Tuesday, November 9, 2010

Writing of a Different Mind

Wow it's November. I didn't post any entries for the entire month of October. Me bad. So I figure I return to this long-neglected blog and writing about something different for a change.

I am a huge science fiction fan. I especially like topics related to space and space exploration, and the news of more and more rocky exoplanets had me thinking about astrobiology or perhaps even xenolinguistics. If there are intelligent and sentient species out there, would they have writing systems, and if so, how would they look like?

For one I am a huge skeptic of UFO's as alien crafts so I am tossing out right away all the claims of "hieroglyphs" on supposed artifacts recovered in various Roswell-like incidents. Instead this is going to be a purely theoretical discussion and exploration.

Before we even start to think about alien languages and writing systems, we need to think about, well, how the aliens think and communicate. Here on Earth, humans communicate using sounds, primarily consonants and vowels but also pitch and clicks. Therefore all human writing systems always encode sound in various degrees. Even writing systems claimed as "ideographic" or "logographic" like Chinese do have roots in phonetic representation.

Now, imagine a species that communicates using non-sonic means. One possibility is communication via light. In that scenario, this species would have a light-emitting organ that generate light pulses in a certain range in the electromagnetic spectrum. Each recognizable frequency would represent a basic unit in their "language". Writing system is a way to record ephemeral communication into a more permanent form by a certain encoding scheme, so in the case of this species, their writing will encode light. Instead of "phonograms" (glyphs that represent sounds), maybe they'll employ "photoglyphs" (fyi the word "photograms" already mean something in photography) which would represent frequencies considered to have meaning in their language.

Polarization, the direction of the light wave oscillation, is also another property of light, and might also be encoded in this system. However, like tones among humans, perhaps some cultures of this species would use polarization to distinguish words while others might use it as a extra-linguistic information such as emphasis or subtext.

Another species might have echolocation capabilities and communicate via sonic means like songs or clicks like cetaceans (dolphins, whales, etc). This means that just be focusing their sound "beams" they can visualize three-dimension structures. So it is possible that signs in their writing is three-dimensional. To human eyes, their writing would appear to be abstract sculptures. Like our two-dimensional scripts, shape and position will carry certain meanings or sounds, but depth of indentation or protrusions can also carry linguistic values as well.

The material on which this species's writing system is inscribed might also affect how information is presented. For example, texture of the surface might encode information. Some beams can even penetrate certain materials so there might be nested levels or "shells" of writing inside one another. Echo might also come into play in this writing system, as certain materials might generate echoes that would represent yet another level of meaning, a phenomenon perhaps exploited by the poets of this species.

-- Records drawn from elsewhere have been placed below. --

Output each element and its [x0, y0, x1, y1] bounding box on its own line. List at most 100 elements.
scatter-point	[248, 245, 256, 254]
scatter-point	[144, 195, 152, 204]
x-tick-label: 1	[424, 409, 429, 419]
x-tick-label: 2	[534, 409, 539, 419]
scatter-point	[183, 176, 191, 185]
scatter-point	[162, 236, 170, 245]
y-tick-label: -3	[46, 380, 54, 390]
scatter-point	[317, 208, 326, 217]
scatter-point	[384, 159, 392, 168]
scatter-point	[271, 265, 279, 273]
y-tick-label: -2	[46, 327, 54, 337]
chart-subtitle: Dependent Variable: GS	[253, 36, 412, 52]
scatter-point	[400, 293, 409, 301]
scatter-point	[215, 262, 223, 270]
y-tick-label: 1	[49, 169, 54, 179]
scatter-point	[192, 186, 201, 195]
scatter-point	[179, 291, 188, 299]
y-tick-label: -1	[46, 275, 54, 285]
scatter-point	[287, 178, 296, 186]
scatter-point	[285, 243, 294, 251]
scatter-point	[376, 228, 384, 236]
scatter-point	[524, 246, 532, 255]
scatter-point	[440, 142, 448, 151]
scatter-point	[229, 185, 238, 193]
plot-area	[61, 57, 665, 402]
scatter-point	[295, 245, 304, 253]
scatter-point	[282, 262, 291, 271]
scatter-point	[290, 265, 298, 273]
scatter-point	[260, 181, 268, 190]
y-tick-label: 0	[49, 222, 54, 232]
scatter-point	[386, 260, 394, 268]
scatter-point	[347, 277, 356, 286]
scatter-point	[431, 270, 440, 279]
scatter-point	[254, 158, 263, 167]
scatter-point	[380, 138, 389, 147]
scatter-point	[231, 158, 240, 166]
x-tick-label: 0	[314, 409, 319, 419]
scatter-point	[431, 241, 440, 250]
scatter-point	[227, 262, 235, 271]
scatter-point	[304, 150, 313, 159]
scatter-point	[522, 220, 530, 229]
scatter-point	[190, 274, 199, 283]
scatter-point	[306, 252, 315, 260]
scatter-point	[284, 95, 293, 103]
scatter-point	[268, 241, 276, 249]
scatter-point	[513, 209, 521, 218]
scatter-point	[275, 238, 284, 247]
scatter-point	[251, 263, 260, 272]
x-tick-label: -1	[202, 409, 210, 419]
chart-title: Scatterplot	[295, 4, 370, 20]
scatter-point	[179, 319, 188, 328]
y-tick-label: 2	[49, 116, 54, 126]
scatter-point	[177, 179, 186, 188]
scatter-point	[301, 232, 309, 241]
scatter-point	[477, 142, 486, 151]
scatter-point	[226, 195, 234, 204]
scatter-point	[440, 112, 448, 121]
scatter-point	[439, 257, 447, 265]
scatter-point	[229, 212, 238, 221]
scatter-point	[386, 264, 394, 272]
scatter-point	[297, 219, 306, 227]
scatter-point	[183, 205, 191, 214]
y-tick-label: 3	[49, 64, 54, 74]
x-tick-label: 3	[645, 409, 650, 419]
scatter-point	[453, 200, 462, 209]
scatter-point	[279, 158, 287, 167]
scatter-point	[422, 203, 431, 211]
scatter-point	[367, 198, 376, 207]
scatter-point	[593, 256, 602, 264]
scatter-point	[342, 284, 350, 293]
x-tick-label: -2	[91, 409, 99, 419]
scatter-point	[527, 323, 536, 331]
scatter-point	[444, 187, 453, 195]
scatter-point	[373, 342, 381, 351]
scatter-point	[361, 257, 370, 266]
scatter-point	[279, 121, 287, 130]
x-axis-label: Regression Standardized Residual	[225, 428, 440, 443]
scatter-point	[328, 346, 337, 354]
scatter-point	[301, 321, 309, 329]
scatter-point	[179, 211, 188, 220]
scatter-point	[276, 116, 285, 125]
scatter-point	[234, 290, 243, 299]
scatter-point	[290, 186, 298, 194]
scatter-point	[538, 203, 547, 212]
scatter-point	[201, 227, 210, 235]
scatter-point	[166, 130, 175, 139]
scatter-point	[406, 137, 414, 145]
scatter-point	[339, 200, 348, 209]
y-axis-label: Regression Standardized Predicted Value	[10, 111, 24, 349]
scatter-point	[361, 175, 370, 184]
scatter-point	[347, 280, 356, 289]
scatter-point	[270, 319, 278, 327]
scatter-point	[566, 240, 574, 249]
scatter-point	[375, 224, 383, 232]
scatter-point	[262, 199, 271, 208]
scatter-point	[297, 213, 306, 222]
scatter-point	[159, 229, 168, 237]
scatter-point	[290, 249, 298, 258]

Another possibility could be a purely chemical-based language. Because chemicals are less transient than light or sound, it is possible that instead of encoding the language in a stable medium, the species could invent a technology to capture the communication chemicals that can be released later by replicating the compounds from the captured ones. Therefore in this scenario, the writing system is not an encoding mechanism, but a purely record/replay mechanism. It might not even be a writing system at all.

While it was a lot of fun coming up with this crazy stuff, whatever imagined species and their languages I can come up with will no doubt be nowhere near as amazing as real extraterrestrial species that we encounter in the future. However, I kind of doubt we'll have any alien contact in my life time. I'll just be happy with some bacteria on Mars or Europa. Just to know there's life out there.